De acordo com a Prefeitura, o empreendimento deve atender cerca de 10 mil pessoas e inclui equipamentos públicos como uma Unidade Básica de Saúde, dois Centros de Educação Infantil e uma unidade do Armazém Solidário.
Ainda na Zona Sul, o CEU Padre Chicão foi inaugurado no dia 4 e integra o conjunto de equipamentos associados às obras habitacionais da região, conforme divulgado pela gestão municipal.
A Prefeitura também cita o Programa Pode Entrar, que prevê a entrega de mais de 7 mil moradias a partir de março, distribuídas em diferentes bairros.
Entre os empreendimentos mencionados estão o Residencial Bresser VI, na Mooca, além de projetos em Perus e da primeira fase do Reserva Raposo. O investimento total informado supera R$ 1,5 bilhão.

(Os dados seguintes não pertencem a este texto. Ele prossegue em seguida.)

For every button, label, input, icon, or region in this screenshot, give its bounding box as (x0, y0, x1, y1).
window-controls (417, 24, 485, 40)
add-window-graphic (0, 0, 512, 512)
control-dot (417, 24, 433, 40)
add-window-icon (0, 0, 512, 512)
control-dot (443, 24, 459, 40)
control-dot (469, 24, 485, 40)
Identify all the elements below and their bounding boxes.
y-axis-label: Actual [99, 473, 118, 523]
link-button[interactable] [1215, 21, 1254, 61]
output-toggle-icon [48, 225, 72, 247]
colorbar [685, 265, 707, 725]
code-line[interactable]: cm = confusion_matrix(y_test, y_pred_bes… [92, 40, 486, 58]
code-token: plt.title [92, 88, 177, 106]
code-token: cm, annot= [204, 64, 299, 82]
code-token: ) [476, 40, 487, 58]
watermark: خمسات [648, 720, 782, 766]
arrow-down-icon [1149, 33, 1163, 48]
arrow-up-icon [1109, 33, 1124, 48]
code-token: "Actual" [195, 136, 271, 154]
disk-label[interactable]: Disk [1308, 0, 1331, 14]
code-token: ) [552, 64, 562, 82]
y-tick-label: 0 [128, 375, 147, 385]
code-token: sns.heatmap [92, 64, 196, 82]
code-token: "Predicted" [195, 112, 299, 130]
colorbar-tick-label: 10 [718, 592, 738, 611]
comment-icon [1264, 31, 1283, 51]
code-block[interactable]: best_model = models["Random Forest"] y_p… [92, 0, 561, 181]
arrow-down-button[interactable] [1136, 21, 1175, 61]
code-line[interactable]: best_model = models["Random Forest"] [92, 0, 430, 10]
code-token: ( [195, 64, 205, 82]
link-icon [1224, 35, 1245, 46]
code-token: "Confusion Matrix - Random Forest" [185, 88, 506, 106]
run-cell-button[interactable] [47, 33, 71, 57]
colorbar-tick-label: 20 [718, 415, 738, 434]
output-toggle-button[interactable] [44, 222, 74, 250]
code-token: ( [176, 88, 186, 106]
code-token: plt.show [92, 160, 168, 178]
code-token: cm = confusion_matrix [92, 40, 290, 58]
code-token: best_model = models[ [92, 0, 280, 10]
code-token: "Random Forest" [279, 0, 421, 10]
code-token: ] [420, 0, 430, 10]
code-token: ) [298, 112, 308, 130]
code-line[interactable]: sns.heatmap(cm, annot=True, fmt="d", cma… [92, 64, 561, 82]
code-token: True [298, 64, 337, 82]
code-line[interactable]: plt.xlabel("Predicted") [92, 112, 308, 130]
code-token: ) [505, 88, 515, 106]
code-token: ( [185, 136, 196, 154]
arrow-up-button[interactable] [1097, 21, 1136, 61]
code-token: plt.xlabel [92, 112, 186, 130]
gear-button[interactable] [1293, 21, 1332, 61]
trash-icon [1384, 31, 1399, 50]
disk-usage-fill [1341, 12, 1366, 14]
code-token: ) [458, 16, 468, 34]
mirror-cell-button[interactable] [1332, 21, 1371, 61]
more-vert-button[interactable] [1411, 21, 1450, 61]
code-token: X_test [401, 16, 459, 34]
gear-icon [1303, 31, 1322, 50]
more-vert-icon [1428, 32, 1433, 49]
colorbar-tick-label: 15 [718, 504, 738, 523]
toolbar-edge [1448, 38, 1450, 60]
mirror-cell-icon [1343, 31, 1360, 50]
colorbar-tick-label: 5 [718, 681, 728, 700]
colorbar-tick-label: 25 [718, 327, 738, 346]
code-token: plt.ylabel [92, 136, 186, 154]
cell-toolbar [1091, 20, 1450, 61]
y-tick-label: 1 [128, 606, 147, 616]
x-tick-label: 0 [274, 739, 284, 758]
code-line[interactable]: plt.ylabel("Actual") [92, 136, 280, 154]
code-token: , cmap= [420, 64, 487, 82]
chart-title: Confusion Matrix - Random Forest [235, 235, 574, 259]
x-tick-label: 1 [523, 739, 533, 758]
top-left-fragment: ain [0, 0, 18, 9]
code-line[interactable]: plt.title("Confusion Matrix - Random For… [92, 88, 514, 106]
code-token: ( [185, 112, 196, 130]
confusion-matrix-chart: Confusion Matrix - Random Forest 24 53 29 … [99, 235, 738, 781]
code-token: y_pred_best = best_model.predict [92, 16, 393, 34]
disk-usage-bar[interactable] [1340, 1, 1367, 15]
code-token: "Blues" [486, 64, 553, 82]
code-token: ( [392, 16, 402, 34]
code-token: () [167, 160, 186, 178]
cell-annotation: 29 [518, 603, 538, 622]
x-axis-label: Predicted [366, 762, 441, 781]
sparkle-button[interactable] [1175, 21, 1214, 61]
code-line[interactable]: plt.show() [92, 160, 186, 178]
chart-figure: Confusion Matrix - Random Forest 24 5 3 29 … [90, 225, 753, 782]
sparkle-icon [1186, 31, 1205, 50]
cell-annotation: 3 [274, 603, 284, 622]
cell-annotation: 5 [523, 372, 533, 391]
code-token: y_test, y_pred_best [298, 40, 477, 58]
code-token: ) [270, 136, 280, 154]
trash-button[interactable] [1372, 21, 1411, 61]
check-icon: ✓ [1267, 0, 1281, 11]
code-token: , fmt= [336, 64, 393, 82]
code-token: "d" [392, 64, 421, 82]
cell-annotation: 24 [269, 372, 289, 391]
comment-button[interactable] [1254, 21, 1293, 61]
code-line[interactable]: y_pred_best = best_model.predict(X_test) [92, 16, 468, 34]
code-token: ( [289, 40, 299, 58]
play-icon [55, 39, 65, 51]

Reurbanização avança em áreas mais vulneráveis
Outro eixo do pacote de obras é a requalificação urbana em regiões consideradas mais vulneráveis.

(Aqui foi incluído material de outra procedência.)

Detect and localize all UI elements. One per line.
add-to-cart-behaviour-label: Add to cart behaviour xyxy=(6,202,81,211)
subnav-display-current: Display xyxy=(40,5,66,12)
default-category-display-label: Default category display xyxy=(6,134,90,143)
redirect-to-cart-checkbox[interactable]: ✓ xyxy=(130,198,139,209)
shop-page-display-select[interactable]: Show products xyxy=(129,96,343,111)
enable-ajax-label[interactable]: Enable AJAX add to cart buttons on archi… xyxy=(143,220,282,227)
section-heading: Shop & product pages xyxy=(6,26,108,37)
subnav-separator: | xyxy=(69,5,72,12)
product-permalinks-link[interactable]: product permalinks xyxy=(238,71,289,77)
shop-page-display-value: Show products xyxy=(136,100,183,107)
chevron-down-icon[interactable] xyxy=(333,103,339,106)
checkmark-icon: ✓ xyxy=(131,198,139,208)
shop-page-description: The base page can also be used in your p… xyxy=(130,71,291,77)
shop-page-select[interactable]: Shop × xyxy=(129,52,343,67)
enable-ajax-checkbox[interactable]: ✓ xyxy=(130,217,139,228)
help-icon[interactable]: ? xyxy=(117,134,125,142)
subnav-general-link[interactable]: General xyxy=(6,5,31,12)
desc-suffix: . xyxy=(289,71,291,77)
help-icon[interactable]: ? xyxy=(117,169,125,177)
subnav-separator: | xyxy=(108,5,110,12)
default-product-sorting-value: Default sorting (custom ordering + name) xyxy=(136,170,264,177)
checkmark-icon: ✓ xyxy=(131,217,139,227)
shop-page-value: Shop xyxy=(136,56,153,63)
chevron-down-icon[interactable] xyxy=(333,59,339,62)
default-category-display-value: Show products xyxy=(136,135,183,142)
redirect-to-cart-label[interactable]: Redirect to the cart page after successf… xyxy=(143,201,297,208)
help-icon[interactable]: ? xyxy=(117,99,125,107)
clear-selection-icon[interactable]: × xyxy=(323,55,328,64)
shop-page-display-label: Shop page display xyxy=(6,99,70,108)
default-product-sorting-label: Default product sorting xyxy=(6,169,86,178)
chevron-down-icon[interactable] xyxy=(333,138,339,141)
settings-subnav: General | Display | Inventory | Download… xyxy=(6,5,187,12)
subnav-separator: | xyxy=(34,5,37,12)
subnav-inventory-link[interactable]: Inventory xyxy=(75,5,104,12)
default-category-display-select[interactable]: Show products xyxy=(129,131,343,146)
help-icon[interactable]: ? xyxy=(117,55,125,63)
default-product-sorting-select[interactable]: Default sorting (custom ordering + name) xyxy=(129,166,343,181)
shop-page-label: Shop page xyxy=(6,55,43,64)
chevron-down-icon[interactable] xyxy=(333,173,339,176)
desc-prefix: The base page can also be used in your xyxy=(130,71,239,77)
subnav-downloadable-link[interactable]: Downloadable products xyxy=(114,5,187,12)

Um dos exemplos apresentados pela Prefeitura é o projeto do Parque das Flores, em São Rafael, na Zona Leste.
Com investimento informado de R$ 250,4 milhões e cerca de 80% de execução, a intervenção envolve obras de saneamento, pavimentação e canalização de córregos.
Segundo a administração municipal, mais de 5,2 mil famílias devem ser beneficiadas, com entregas previstas de forma escalonada até 2028.
Ao apresentar o panorama das obras em andamento, a Prefeitura afirma que o conjunto de intervenções busca atender diferentes frentes da infraestrutura urbana.
A questão que permanece é como esses projetos vão se refletir, no médio e longo prazo, na rotina de deslocamentos, moradia e acesso a serviços da população paulistana?